La grande fuga di capitali. Boom di investimenti italiani in aziende con sede all’estero. Oltre 30 mila le nostre imprese lontane dall’Italia

Il valore dello stock di investimenti italiani in aziende con sede all’estero ha toccato nel 2014 quota 547,6 miliardi di euro, riguardando 30.351 imprese italiane con un fatturato complessivo di oltre 560 miliardi di euro, che danno lavoro a oltre 1,5 milioni di dipendenti (dati 2013).

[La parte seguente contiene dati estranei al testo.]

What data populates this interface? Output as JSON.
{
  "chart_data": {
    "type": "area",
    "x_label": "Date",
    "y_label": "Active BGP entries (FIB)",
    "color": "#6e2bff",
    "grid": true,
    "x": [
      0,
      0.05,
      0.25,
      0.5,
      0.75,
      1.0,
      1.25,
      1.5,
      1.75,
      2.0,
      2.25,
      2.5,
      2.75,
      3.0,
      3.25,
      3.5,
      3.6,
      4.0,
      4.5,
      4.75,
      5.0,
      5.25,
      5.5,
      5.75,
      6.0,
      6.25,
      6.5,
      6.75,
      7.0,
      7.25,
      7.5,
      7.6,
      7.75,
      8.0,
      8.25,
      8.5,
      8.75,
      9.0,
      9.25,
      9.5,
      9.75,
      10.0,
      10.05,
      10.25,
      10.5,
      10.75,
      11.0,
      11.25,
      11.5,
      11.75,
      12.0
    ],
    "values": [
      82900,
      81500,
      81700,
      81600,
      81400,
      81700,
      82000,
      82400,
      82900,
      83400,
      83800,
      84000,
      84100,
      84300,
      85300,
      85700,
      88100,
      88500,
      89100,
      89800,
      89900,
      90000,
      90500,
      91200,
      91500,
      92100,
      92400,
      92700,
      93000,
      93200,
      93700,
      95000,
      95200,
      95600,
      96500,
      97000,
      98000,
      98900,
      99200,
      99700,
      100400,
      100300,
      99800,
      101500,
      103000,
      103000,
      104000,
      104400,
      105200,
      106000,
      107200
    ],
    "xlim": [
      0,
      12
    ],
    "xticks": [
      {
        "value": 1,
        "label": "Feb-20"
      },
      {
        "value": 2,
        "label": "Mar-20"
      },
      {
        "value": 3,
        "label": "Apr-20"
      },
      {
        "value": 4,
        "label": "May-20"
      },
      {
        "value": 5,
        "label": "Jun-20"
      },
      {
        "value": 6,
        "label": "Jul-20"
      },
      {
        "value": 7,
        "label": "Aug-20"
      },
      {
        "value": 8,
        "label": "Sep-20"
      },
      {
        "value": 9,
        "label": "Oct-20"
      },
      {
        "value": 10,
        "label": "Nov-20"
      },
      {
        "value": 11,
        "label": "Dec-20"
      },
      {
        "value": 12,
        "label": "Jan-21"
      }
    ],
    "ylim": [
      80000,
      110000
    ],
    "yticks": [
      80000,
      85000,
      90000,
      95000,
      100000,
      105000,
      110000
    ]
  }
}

Lo rivela una ricerca del Centro studi ImpresaLavoro realizzata su elaborazione di dati Bankitalia e Istat.

FUGGI FUGGI DAL BELPAESE
Preoccupano, e non poco, le recenti acquisizioni di Pirelli da parte di China National Chemical Corporation e di ItalCementi venduta al gruppo tedesco Heidelberg Cement. Per carità, ben vengano investitori nel Belpaese, ma allo stesso tempo occorrerebbe non sottovalutare il fenomeno inverso e cioè gli investimenti italiani che fanno rotta sempre più sull’estero: il 52% nei Paesi dell’UE-27, un 10% in altri Paesi europei, un altro 19% tra Nord America (11%) e Sud America (8%).L’analisi del Centro studi ImpresaLavoro evidenzia che d
agli anni Novanta il flusso in uscita dalle aziende italiane verso l’estero è sempre stato superiore al flusso in entrata: le nostre imprese hanno cioè investito le proprie risorse per acquisire il controllo (parziale o totale) di aziende straniere in misura maggiore di quanto abbiano fatto le imprese estere nel nostro Paese. Dopo un allineamento registrato a inizio secolo, con l’inizio della crisi (2008) la situazione è migliorata dal punto di vista delle imprese italiane che fanno “shopping” all’estero: mentre il flusso in entrata si stabilizzava rispetto al PIL (che ricordiamo è sceso dal 2008 al 2014), il flusso in uscita cresceva in termini di PIL del 10% circa.

INVESTIMENTI AL DETTAGLIO
Per quanto riguarda gli investimenti dal 1995 al 2010 emerge che il peso del settore manifatturiero sia sceso dal 29,7% al 18,1% per lasciare maggior spazio agli investimenti nel settore dei servizi e costruzioni (passati dal 64,8% all’81,4%), con particolare interesse verso i servizi finanziari e assicurativi, che nel 2010 rappresentavano il 54,3% dell’intero stock di IDE (Gli IDE quantificano l’investimento di un’azienda con base nel Paese A verso un’azienda collocata nel Paese B e si possono distinguere in due diverse tipologie: l’acquisizione di quote azionarie di un’impresa oppure un processo di acquisizione o fusione fra due imprese). Infine, la forbice fra gli stock di IDE in uscita e in entrata nel nostro Paese è aumentata considerevolmente dal 2005 a oggi, passando da un valore positivo di circa 6 miliardi a uno addirittura di 143 miliardi di euro.